Large language models (LLMs) like OpenAI’s GPT-3 learn to write text by studying millions of examples and understanding the statistical relationships between words. As a result, they can produce compelling-sounding documents, but these works can also be full of untruths and potentially harmful stereotypes. Some critics call LLMs “stochastic parrots” for their ability to persuasively spit out text without understanding its meaning.
Enter Galactica, an LLM aimed at writing scholarly literature. Its authors schooled Galactica on “a large and curated corpus of mankind’s scientific knowledge,” including over 48 million articles, textbooks and lecture notes, scholarly websites, and encyclopedias. According to Galactica’s paper, meta-AI researchers believed that this supposedly high-quality data would result in high-quality output.
Beginning Tuesday, visitors to the Galactica website could enter prompts to create documents such as literature reviews, wiki articles, lecture notes, and answers to questions according to examples provided by the site.
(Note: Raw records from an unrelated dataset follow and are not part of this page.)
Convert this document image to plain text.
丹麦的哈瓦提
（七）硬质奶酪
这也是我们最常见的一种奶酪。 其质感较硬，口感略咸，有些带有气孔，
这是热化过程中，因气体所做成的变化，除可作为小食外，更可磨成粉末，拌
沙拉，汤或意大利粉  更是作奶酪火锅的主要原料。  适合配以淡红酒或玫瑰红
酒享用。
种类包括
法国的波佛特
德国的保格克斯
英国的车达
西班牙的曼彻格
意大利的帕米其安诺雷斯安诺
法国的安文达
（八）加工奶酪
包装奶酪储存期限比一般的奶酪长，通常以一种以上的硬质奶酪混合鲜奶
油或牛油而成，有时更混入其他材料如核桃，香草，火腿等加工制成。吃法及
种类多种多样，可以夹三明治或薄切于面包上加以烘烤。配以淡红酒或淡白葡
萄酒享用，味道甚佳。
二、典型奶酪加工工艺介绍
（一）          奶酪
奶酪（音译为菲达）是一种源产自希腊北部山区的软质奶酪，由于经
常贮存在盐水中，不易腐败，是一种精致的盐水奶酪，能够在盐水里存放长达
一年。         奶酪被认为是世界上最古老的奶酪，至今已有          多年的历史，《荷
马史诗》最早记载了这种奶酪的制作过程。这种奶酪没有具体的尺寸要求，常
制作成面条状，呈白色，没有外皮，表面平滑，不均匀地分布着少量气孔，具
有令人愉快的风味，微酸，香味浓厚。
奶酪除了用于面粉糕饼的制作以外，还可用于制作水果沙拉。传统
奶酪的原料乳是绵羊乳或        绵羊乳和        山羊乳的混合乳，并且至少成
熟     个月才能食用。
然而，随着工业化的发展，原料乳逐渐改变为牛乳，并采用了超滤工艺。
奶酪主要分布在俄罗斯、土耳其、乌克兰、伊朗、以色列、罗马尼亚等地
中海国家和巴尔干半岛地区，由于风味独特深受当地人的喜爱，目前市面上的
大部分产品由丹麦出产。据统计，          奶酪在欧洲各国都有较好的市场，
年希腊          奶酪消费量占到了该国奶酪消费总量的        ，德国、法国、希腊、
The website presented the model as “a new interface to access and manipulate what we know about the universe”.
While some people found the demo promising and usefulothers soon discovered that anyone could type racist or potentially offensive promptsto just as easily create authoritative content on these topics. For example, someone used it author a wiki entry about a fictional research paper titled “The Benefits of Eating Crushed Glass”.
Even if the production of Galactica didn’t violate social norms, the model could attack and spit out well-understood scientific facts inaccuracies such as incorrect dates or animal names that require a thorough knowledge of the subject to be caught.
I asked #Galactica about some things that I know and am concerned about. In all cases it was wrong or biased, but sounded right and authoritative. I think it’s dangerous. Here are some of my experiments and my analysis of my concerns. (1/9)
— Michael Black (@Michael_J_Black) November 17, 2022
As a result meta drawn the Galactica demo on Thursday. Then Meta’s lead AI scientist Yann LeCun tweeted“The Galactica demo is offline for now. It is no longer possible to have fun by casually abusing them. Happy?”
The episode evokes a shared ethical dilemma with AI: when it comes to potentially harmful generative models, is it up to the public to use them responsibly, or the publishers of the models to prevent abuse?
Where industry practice falls between these two extremes will likely vary by culture and by the maturity of deep learning models. Ultimately, government regulation can play a large role in shaping the response.